Analysis and optimisation of selected genomic algorithms

Abstract

The importance of genomic applications in the fields of medicine, agriculture, environment etc., has focused attention in the area of genomic computation in the last two decades. New technologies make it affordable to extract genomic information (sequencing) on a scale hitherto unknown. This has resulted in decreasing the price of sequencing and has increased the number of areas in which the sequencing data is utilised. Thus there is a need to assemble more and more genomes. A significant computational effort is needed to process this sequenced data (assembly) to assemble data and search for variations. It has been predicted that genomic data will exceed the amount of astronomical data in a near future. The growth in computational capacity, based on Moore’s law, cannot continue to respond to this increased computational demand.
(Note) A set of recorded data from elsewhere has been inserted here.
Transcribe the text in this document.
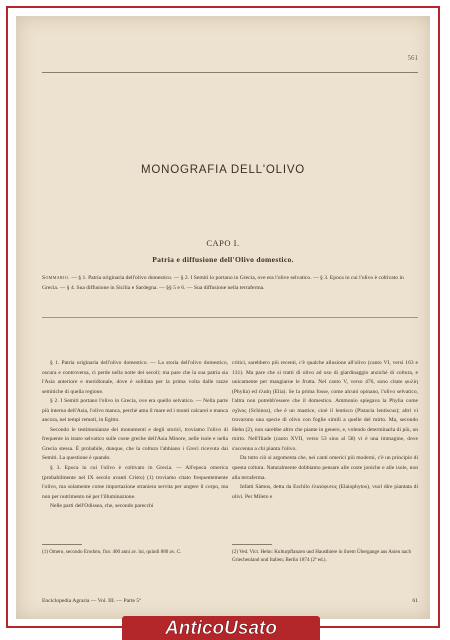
561
MONOGRAFIA DELL'OLIVO
CAPO I.
Patria e diffusione dell'Olivo domestico.

Sommario. — § 1. Patria originaria dell'olivo domestico. — § 2. I Semiti lo portano in Grecia, ove era l'olive selvatico. — § 3. Epoca in cui l'olivo è coltivato in Grecia. — § 4. Sua diffusione in Sicilia e Sardegna. — §§ 5 e 6. — Sua diffusione nella terraferma.

§ 1. Patria originaria dell'olivo domestico. — La storia dell'olivo domestico, oscura e controversa, ci perde nella notte dei secoli; ma pare che la sua patria sia l'Asia anteriore e meridionale, dove è solidata per la prima volta dalle razze semitiche di quella regione.

§ 2. I Semiti portano l'olivo in Grecia, ove era quello selvatico. — Nella parte più interna dell'Asia, l'olivo manca, perchè ama il mare ed i monti calcarei e manca ancora, nei tempi remoti, in Egitto.

Secondo le testimonianze dei monumenti e degli storici, troviamo l'olivo di frequente in istato selvatico sulle coste greche dell'Asia Minore, nelle isole e nella Grecia stessa. È probabile, dunque, che la coltura l'abbiano i Greci ricevuta dai Semiti. La questione è quando.

§ 3. Epoca in cui l'olivo è coltivato in Grecia. — All'epoca omerica (probabilmente nel IX secolo avanti Cristo) (1) troviamo citato frequentemente l'olivo, ma solamente come importazione straniera servita per ungere il corpo, ma non per nutrimento nè per l'illuminazione.

Nelle parti dell'Odissea, che, secondo parecchi

critici, sarebbero più recenti, c'è qualche allusione all'olivo (canto VI, versi 163 e 131). Ma pare che si tratti di olivo ad uso di giardinaggio anzichè di coltura, e unicamente per mangiarne le frutta. Nel canto V, verso 476, sono citate φυλίη (Phylia) ed ἐλαίη (Elia). Se la prima fosse, come alcuni opinano, l'olivo selvatico, l'altra non potrebb'essere che il domestico. Ammonio spiegava la Phylia come σχῖνος (Schinos), che è un mastice, cioè il lentisco (Pistacia lentiscus); altri vi trovarono una specie di olivo con foglie simili a quelle del mirto. Ma, secondo Hehn (2), non sarebbe altro che piante in genere, e, volendo determinarla di più, un mirto. Nell'Iliade (canto XVII, verso 53 sino al 58) vi è una immagine, dove s'accenna a chi pianta l'olivo.

Da tutto ciò si argomenta che, nei canti omerici più moderni, c'è un principio di questa coltura. Naturalmente dobbiamo pensare alle coste joniche e alle isole, non alla terraferma.

Infatti Sàmos, detta da Eschilo ἐλαιόφυτος (Elaiophytos), vuol dire piantata di ulivi. Per Mileto e

(1) Omero, secondo Erodoto, fior. 400 anni av. lui, quindi 880 av. C.	(2) Ved. Vict. Hehn: Kulturpflanzen und Hausthiere in ihrem Übergange aus Asien nach Griechenland und Italien; Berlin 1874 (2ª ed.).

Enciclopedia Agraria — Vol. III. — Parte 5ª	61
AnticoUsato
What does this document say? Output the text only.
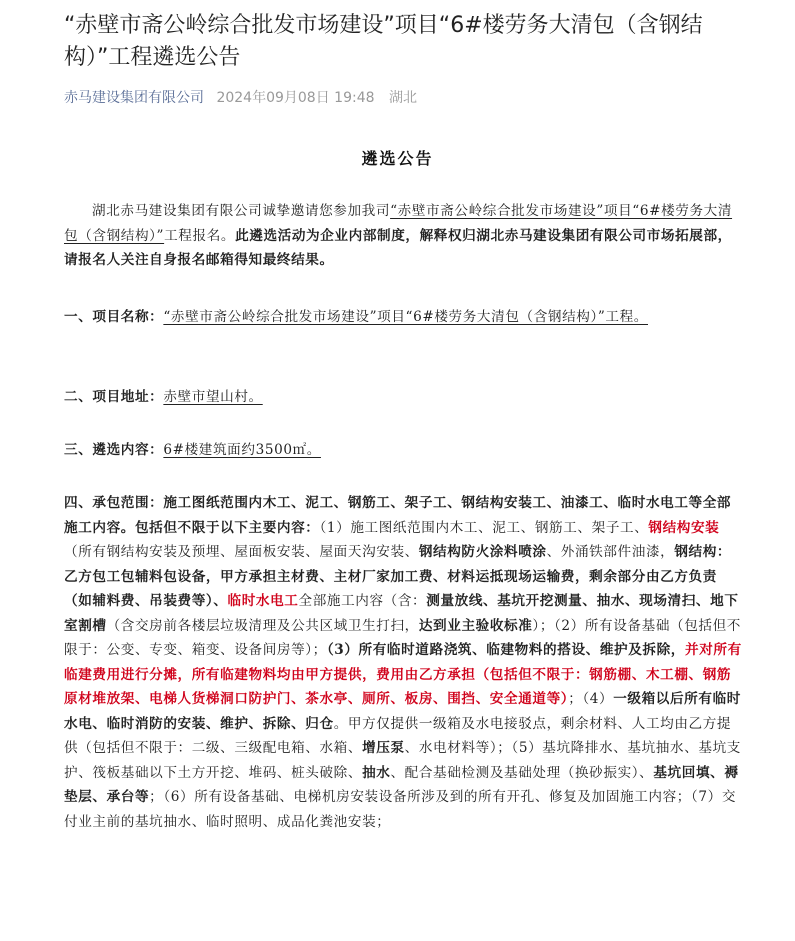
“赤壁市斋公岭综合批发市场建设”项目“6#楼劳务大清包（含钢结构）”工程遴选公告
赤马建设集团有限公司 2024年09月08日 19:48 湖北
遴选公告
湖北赤马建设集团有限公司诚挚邀请您参加我司“赤壁市斋公岭综合批发市场建设”项目“6#楼劳务大清包（含钢结构）”工程报名。此遴选活动为企业内部制度，解释权归湖北赤马建设集团有限公司市场拓展部，请报名人关注自身报名邮箱得知最终结果。
一、项目名称：“赤壁市斋公岭综合批发市场建设”项目“6#楼劳务大清包（含钢结构）”工程。
二、项目地址：赤壁市望山村。
三、遴选内容：6#楼建筑面约3500㎡。
四、承包范围：施工图纸范围内木工、泥工、钢筋工、架子工、钢结构安装工、油漆工、临时水电工等全部施工内容。包括但不限于以下主要内容：（1）施工图纸范围内木工、泥工、钢筋工、架子工、钢结构安装（所有钢结构安装及预埋、屋面板安装、屋面天沟安装、钢结构防火涂料喷涂、外涌铁部件油漆，钢结构：乙方包工包辅料包设备，甲方承担主材费、主材厂家加工费、材料运抵现场运输费，剩余部分由乙方负责（如辅料费、吊装费等）、临时水电工全部施工内容（含：测量放线、基坑开挖测量、抽水、现场清扫、地下室割槽（含交房前各楼层垃圾清理及公共区域卫生打扫，达到业主验收标准）；（2）所有设备基础（包括但不限于：公变、专变、箱变、设备间房等）；（3）所有临时道路浇筑、临建物料的搭设、维护及拆除，并对所有临建费用进行分摊，所有临建物料均由甲方提供，费用由乙方承担（包括但不限于：钢筋棚、木工棚、钢筋原材堆放架、电梯人货梯洞口防护门、茶水亭、厕所、板房、围挡、安全通道等）；（4）一级箱以后所有临时水电、临时消防的安装、维护、拆除、归仓。甲方仅提供一级箱及水电接驳点，剩余材料、人工均由乙方提供（包括但不限于：二级、三级配电箱、水箱、增压泵、水电材料等）；（5）基坑降排水、基坑抽水、基坑支护、筏板基础以下土方开挖、堆码、桩头破除、抽水、配合基础检测及基础处理（换砂振实）、基坑回填、褥垫层、承台等；（6）所有设备基础、电梯机房安装设备所涉及到的所有开孔、修复及加固施工内容；（7）交付业主前的基坑抽水、临时照明、成品化粪池安装；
This thesis is motivated in response to the extensive demand for processing of sequenced data. The author identifies several important related processes and aims to improve each of those methods. First, a comprehensive review has been done on recent assembly pipelines to evaluate them. The result of the study reveals important facts which are used to design an efficient assembly practice. Second, a novel assembly pipeline is introduced that successfully balances the trade-off between speed and accuracy. Third, a fast and accurate sequence alignment algorithm is proposed that is the core of several steps in the assembly workflow, as well as a wide range of other related analysis. Finally, a new data normalisation method is designed. Due to the probabilistic nature of genome assembly, evaluating accuracy is critical. The normalisation is a vital part of the evaluation process. Along with normalisation method, the author has proposed a metric to measure how well the data is normalised. Such a metric has been proposed for the first time.
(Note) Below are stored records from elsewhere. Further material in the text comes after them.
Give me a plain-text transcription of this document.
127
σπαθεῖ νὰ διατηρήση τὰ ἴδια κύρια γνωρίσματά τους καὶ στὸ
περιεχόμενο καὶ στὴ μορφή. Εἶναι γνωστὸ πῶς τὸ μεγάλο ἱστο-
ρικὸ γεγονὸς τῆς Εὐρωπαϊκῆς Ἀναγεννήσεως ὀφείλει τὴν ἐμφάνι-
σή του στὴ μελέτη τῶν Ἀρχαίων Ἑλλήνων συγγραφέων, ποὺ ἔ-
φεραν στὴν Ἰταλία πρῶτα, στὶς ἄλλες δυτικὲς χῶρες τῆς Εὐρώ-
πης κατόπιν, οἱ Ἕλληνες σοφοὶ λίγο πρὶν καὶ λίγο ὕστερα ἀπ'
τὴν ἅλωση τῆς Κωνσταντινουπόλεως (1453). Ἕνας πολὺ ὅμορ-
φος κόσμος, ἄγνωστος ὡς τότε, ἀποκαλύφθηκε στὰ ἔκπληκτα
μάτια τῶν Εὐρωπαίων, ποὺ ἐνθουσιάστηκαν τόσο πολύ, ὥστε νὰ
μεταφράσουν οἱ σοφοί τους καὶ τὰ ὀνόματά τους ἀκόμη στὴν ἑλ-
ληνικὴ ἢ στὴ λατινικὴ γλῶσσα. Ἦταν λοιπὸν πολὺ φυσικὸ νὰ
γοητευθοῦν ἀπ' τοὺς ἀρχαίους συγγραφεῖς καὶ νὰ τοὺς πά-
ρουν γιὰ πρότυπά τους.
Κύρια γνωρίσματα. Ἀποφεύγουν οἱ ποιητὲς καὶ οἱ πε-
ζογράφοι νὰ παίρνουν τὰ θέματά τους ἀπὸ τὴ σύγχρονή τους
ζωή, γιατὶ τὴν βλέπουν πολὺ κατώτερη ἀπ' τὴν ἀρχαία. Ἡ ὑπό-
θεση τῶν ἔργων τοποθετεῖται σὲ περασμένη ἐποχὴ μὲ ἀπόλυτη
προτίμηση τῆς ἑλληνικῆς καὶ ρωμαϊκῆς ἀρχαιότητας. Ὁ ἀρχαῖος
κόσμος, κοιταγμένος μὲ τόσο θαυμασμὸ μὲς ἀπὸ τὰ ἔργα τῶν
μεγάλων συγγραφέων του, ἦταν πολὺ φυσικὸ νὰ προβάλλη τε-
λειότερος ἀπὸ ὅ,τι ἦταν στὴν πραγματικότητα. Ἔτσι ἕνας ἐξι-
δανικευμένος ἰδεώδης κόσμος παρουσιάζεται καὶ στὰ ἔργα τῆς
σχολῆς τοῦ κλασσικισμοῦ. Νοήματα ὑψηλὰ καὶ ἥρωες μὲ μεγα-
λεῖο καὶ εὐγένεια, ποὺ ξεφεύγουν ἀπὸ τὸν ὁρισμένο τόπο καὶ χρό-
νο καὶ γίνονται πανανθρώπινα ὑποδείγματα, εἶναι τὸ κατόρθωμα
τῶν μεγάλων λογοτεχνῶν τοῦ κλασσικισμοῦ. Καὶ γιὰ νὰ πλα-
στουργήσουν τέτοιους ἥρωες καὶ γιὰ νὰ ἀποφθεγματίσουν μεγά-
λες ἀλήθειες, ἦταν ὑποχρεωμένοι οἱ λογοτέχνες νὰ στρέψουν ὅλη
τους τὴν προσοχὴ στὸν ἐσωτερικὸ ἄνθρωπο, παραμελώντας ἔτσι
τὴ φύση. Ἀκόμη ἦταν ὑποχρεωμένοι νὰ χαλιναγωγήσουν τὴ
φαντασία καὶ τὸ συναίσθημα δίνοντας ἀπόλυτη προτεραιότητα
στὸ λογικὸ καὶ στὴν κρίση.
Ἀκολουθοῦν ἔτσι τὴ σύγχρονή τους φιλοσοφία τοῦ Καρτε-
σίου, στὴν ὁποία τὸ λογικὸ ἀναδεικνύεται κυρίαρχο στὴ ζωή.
The proposed assembly pipeline is 6 times faster than Spades and results in 100 times larger contiguity than SOAPdenovo2. The proposed alignment algorithm is 14 times faster than the Smith-Waterman algorithm. Yet, for the 99.99% of input sequence pairs, the proposed alignment algorithm results in the same alignment as the one that Smith-Waterman algorithm produces. Finally, the proposed normalisation method is 949 times more accurate than vt-Normalize.